Each day I aim to walk at least 6,000 steps (the default/suggested amount was 5,000, but I hate myself, so I bumped it up). To hit 6,000 steps I need to walk approximately 5km - which means walking for 40-50 minutes, plus the meandering back and forth I do at home throughout the day. And this is exactly what I’m talking about. If DE is about minimising the amount of action required to perform basic tasks around the house, this step-counting encourages the exact opposite. Do I carefully consider everything I need from the other end of the house and carry those things in one deliberate arm-load, or do I gladly walk back and forth two or three times (whether by choice or because I forgot something) because those extra journeys will earn me more steps? The worst part is I find that I’ll quietly berate myself for walking to the kitchen without my phone in my pocket because I missed out on those additional steps. (Admittedly this berating is as much a depression issue as anything else.)
It might seem like the most minor thing, but for years now I’ve been aware of this lizard brain weakness that tech and UI designers have been making use of. I first noticed it with in-game Achievements on the Xbox 360. I would find myself investing extra hours in games just to achieve those worthless nothing cheevs, and even playing games I didn’t enjoy just to rack up more pointless points. That little Achievement pop-up sounds gave me a dopamine hit that I’ve never had rivalled by social media notifications. It took me a while to wean myself off the cheevs, but I still find those little hooks getting in under my skin all the time. With the step-counting it’s different though - it’s less of an artificial dopamine hit, and more of a genuine feeling of achievement; it’s attached to exercise after all. I’m improving myself. I’m working on my health, fitness, and mental health. That is all fine. But the low-key manipulation of my actions in direct contrast to the teachings of DE is irritating me, precisely because I can not help myself.
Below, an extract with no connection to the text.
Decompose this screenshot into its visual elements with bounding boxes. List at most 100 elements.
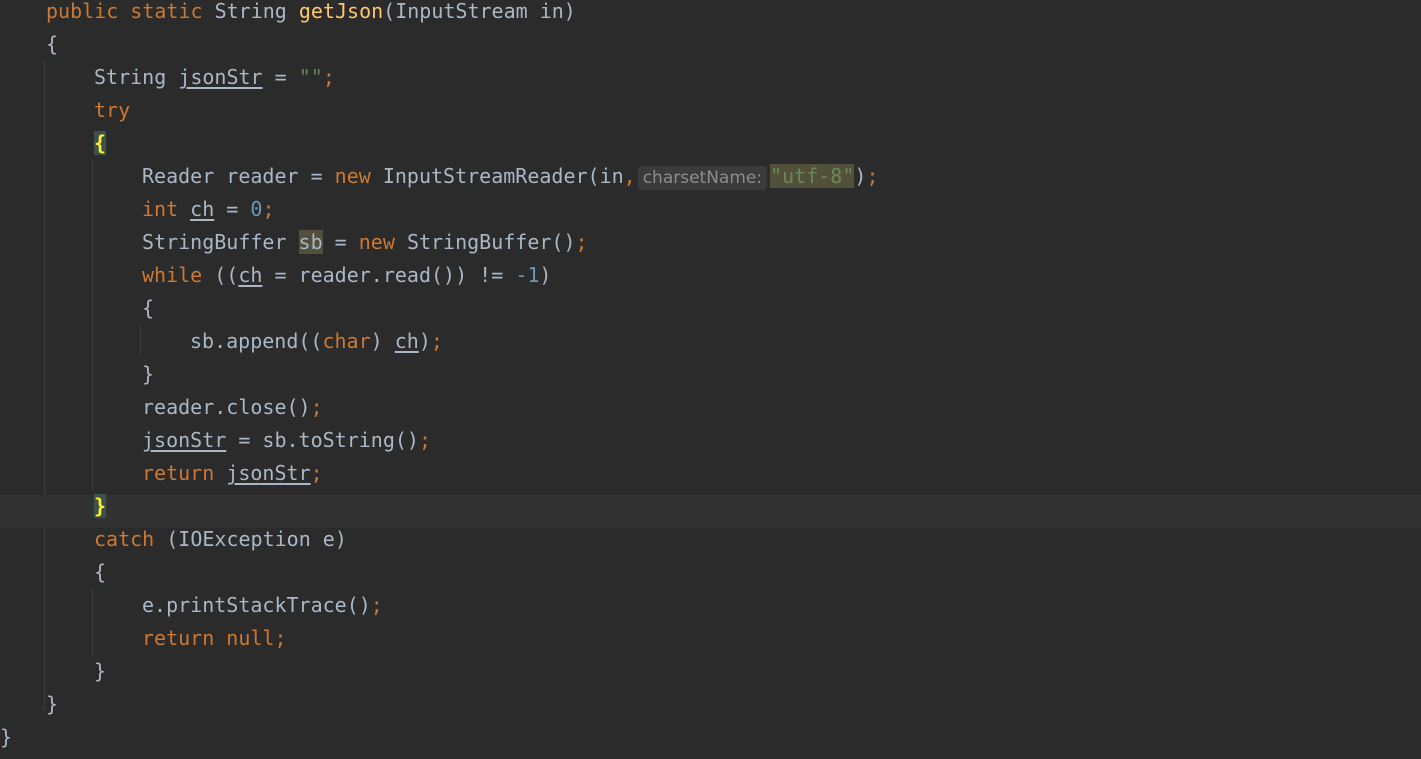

But I think this is exactly why DE is worth considering (million-dollar book idea!), because it offers us tools to push back against these countless encroachments on our time and our desire. By applying the lessons of DE to not just cleaning up around the house, but to the ways we interact with technology, we’ll become better aware of the hooks and loops embedded in these devices and apps to keep us using them in the ways They want, rather than the ways we want. FitBit isn’t the villain here, it’s just a clear example I can point to, and in particular it shows the ways that seemingly “healthy” tools can be used to gently nudge us toward unhealthy behaviour. Fuck, I could go on a rant about the gamification of reading through goo dreads, and how it almost ruined reading for me (and constantly threatens to push me down that path again). But I can’t stop using it because my memory is terrible and I couldn’t tell you what I’d read last week without having that reminder there.
And that’s the real kicker. It’s not about disconnecting from every app and service out there - it’s about (re)considering everything you do and use to ensure that these are worthy uses of your time and energy. Some of them will be, or could be with some adjustments. Some of them will reveal themselves to be the dread hanger across the wastebasket of your life.